Problems with the <include> tag (document and implement safe and consistent behavior)
Describe the bug the
<include href="filename.xml">
results in input semantics different from what "including" the href'd file into the input would be and makes the idea of valid and easily described xml input worse.
To Reproduce
Here's how it actually works:
I must be a child of the inputfile's root node, It can be used to reference an XML file, this is then parsed as described below at the point in the QMCMain state graph at that point in the node by node child traversal of the main input root XML node. It can include anything as long as libxml2 can parse the document.
It then runs QMCMain::processPWH on the root node of the included document.
<simulation>
<qmcsystem>
<arbitrary>
This root node can be anything, the parsing of include file doesn't care or even examine this node in anyway. Any particle set, hamiltonian, wavefunction gets pushed to its pool, simulationcell overwrites particlepool's simulationcell and estimators node overwrites the global EstimatorManagerInput. every other child XML node in the included file's root just gets pushed into the QMCMain::qmc_action_ vector. Recall the qmc_action_ vector gets iterated over after the initial parse and if it contains a node that isn't qmc, optimize, loop, cmc, debug it just ignores it silently.
For the pools the defined element gets put in the map, but if the name i.e. key matches one already present it gets silently dropped, it does not replace the ParticleSet or whatever (unintuitive behavior of std::map). For the simulationcell it will get overwritten as will the global estimators will as well.
So it really matters where the include tag is in the main input file.
One thing the include file can't be is I would recognize as valid input i.e. at least if you were trying to get the pools from the included file. You would get the qmc sections.
<simulation>
<project ...>
...
</project>
<qmcsystem>
...
</qmcsystem>
<qmc ...>
</qm>
</simulation>
but the pool elements in qmcsystem would end up in qmc_action_ and be ignored.
Expected behavior Consistent behavior that encourages best practice input format. What system you end up simulating and what sections are run needs to be clear and not the result of behavior wrt tag sequence that drops some included sections, ignores others, and overwrites others still.
Why it matters, the labs are full of use of this tag. Our tutorials encourage users to use a potentially very confusing and broken way to specify input.
System: Any
Additional context This must have seemed like a clever hack delivering convenient functionality for a few lines of code. This is an example of a feature that we should only consider keeping by breaking existing user input.
Fortunately -- at least to my knowledge -- I have never heard of anyone being tripped up by the quirks of the include tag in the entire time I have used QMCPACK. The include tags are extensively used by the converters for pieces of the wavefunction, so they are in practice heavily used. The simulation will be wildly wrong if the user hits the deficiencies you have pointed out. => While not excusable, this is not an urgent problem. Error trapping known bad "routes" would be an easily merged upgrade and protect users.

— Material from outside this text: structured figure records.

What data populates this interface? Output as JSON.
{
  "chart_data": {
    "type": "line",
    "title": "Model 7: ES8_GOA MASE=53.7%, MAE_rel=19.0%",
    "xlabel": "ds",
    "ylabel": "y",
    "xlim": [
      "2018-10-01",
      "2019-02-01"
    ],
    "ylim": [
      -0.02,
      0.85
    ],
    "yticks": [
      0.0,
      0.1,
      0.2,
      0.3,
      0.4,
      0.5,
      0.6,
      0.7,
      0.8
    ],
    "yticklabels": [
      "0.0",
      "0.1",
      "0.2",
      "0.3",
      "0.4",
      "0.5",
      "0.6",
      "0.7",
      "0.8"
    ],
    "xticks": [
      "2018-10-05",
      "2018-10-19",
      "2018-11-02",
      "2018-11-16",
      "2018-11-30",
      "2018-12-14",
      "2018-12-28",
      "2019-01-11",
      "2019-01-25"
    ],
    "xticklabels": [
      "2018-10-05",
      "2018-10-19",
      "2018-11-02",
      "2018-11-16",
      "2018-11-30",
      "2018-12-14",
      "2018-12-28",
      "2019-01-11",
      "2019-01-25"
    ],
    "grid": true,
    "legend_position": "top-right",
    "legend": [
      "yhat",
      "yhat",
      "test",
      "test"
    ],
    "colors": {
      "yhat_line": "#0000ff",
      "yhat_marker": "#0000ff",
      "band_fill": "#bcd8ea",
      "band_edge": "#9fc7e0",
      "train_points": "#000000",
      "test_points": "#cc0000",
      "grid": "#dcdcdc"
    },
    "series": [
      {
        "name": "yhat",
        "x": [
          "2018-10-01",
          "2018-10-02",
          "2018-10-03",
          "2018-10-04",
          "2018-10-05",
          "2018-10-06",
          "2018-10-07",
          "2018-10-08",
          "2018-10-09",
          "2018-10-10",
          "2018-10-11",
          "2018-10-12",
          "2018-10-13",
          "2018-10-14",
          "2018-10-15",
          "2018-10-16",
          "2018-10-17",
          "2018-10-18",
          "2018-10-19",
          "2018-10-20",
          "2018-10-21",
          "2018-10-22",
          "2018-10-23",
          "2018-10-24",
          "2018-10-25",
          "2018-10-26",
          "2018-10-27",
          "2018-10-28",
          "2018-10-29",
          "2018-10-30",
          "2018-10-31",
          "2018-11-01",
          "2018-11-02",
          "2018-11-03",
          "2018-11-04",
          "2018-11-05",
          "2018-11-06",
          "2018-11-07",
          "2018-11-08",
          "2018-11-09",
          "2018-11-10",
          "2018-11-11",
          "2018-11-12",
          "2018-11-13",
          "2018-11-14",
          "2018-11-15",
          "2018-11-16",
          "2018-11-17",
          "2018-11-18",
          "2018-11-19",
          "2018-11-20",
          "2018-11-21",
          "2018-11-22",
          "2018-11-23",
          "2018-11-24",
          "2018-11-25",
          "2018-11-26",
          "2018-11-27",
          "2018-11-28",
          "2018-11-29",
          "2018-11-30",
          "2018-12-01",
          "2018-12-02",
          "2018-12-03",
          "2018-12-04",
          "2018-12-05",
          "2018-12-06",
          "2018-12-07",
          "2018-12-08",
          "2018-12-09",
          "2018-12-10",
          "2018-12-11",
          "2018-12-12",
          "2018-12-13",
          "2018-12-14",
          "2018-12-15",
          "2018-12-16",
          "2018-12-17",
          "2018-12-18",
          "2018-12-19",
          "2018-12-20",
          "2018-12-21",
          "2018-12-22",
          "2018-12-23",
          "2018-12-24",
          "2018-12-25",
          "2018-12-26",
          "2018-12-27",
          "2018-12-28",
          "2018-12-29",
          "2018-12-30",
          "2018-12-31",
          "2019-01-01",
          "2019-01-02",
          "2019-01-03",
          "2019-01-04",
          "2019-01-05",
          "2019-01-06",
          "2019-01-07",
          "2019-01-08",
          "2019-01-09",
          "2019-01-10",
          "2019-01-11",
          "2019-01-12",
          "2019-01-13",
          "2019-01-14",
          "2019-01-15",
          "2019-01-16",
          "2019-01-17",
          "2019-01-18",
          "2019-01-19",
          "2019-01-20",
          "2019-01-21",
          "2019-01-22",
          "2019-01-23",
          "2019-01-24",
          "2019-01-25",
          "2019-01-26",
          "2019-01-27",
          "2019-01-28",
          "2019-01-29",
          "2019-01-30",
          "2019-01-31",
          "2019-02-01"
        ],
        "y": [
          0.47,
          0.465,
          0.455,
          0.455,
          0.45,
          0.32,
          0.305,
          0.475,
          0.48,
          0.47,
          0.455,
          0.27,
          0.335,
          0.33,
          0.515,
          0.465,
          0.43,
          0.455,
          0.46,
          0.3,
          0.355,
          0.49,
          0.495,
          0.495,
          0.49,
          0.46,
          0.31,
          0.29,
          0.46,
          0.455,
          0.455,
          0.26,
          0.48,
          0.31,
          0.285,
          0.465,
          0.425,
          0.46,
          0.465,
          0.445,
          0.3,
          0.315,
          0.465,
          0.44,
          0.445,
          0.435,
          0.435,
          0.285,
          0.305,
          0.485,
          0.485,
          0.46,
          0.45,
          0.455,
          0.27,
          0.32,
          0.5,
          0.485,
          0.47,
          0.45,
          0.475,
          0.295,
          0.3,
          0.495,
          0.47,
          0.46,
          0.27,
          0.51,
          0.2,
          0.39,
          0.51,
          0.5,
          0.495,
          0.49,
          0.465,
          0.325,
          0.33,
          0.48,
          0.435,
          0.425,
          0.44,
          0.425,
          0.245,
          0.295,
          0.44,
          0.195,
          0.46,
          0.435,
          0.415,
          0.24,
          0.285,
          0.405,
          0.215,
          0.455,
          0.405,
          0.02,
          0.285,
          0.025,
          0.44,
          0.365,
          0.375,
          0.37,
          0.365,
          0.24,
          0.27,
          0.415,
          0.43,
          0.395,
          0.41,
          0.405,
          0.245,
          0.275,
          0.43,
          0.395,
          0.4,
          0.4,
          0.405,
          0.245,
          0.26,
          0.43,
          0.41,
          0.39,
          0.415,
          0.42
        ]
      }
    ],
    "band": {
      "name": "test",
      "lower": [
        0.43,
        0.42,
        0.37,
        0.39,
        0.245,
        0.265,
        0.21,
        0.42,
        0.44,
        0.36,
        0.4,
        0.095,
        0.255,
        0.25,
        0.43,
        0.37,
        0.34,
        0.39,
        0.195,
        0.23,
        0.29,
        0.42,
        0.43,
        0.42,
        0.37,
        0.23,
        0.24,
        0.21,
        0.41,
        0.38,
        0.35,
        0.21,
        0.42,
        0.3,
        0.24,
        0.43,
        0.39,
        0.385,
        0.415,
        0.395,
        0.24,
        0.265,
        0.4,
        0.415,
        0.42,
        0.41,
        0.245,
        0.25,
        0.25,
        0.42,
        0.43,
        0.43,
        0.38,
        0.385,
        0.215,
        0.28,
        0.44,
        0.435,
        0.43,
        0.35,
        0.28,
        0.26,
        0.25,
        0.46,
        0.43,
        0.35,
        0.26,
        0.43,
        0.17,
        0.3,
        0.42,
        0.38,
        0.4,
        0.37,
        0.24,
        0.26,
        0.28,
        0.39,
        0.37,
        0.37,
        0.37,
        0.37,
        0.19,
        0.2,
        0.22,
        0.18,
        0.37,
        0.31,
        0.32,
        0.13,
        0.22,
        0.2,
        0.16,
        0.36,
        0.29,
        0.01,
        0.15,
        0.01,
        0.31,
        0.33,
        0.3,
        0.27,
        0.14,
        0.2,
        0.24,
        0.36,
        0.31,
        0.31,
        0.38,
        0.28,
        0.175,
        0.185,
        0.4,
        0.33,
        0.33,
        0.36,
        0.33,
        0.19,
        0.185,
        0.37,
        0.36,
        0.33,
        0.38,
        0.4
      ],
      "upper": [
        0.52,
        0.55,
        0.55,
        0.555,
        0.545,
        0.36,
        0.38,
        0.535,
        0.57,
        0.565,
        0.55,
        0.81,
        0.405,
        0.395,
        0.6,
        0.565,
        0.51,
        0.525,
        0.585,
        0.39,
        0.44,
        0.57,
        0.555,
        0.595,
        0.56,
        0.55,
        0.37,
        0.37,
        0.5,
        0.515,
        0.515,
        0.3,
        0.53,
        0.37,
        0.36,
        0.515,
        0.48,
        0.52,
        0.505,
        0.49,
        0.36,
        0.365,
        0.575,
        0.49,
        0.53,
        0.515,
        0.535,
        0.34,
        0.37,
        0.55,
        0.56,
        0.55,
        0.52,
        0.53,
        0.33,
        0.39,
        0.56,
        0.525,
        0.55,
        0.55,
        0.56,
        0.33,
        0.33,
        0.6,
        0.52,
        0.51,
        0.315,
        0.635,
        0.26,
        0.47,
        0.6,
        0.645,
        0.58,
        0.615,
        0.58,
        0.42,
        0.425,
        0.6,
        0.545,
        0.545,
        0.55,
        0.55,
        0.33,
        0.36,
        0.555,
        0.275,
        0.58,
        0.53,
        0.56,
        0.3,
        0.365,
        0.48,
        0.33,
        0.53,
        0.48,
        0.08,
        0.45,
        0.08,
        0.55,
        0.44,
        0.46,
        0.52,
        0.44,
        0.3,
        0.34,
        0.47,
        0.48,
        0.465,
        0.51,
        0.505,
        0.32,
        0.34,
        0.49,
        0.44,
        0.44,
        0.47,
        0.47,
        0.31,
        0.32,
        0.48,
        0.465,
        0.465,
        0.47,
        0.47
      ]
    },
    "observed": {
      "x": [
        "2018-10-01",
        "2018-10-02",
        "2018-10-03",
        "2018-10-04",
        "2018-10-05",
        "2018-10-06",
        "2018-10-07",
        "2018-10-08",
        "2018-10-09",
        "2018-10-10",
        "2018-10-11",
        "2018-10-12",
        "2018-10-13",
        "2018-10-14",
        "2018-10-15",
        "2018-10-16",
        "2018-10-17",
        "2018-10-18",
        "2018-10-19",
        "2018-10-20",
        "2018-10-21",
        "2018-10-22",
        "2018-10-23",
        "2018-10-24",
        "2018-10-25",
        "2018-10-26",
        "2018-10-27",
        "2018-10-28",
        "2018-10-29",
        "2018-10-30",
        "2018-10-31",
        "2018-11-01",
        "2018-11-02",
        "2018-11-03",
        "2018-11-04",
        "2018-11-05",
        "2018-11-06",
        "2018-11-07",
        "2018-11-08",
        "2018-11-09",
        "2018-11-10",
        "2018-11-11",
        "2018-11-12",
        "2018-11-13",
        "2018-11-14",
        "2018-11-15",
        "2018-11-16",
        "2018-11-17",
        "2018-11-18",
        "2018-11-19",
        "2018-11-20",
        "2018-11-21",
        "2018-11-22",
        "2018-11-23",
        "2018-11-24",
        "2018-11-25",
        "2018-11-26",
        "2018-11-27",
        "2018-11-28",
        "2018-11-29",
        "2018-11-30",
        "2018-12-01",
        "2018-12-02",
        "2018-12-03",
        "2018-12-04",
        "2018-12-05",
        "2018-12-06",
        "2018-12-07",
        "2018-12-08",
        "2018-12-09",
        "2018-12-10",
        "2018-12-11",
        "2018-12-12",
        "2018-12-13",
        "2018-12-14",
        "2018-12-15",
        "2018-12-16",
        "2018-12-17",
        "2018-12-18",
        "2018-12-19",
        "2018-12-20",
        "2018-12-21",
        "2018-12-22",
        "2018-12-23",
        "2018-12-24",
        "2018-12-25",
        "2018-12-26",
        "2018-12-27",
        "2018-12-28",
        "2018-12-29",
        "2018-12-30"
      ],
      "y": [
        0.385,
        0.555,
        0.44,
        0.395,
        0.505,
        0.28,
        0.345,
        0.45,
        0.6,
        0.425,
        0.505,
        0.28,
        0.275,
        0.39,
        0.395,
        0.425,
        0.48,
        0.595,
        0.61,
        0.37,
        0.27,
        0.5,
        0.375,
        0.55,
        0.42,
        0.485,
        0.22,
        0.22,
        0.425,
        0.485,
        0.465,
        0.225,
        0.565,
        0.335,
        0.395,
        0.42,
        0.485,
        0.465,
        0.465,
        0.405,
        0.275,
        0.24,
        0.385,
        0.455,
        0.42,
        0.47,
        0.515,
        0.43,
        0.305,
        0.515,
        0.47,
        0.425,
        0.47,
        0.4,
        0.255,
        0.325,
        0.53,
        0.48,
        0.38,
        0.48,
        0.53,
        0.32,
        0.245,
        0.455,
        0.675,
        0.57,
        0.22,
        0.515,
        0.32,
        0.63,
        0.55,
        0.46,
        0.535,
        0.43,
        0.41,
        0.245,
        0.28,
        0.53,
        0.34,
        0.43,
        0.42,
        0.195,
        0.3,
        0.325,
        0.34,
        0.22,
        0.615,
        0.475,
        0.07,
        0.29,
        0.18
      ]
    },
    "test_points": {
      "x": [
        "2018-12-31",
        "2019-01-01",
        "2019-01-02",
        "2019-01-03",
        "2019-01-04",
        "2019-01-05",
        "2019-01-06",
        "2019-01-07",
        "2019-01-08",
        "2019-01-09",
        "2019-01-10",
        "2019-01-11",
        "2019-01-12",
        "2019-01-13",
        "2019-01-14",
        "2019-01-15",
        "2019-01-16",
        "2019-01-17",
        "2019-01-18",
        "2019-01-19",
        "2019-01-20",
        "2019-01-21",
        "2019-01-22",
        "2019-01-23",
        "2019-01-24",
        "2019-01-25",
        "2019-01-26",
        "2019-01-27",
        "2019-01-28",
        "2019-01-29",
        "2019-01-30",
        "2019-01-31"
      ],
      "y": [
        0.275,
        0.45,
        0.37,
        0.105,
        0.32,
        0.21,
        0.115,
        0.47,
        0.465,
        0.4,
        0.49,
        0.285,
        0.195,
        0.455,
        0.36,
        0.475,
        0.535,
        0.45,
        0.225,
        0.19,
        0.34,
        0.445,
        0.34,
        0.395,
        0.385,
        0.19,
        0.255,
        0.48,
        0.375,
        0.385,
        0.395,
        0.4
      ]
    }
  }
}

As an aside, of the "historical problems" that still exist, I consider the lack of entropy in the random number initialization to be a more serious issue. (e.g. #1176 ) All of these "historical problems" they fall in the somewhat important but not urgent category. e.g. Some of the converters still need updating for the batched code (e.g. #5231 ), as well as other quality improvements related to relying more on defaults. Improving our defaults makes updating the converters easier since less needs to be specified.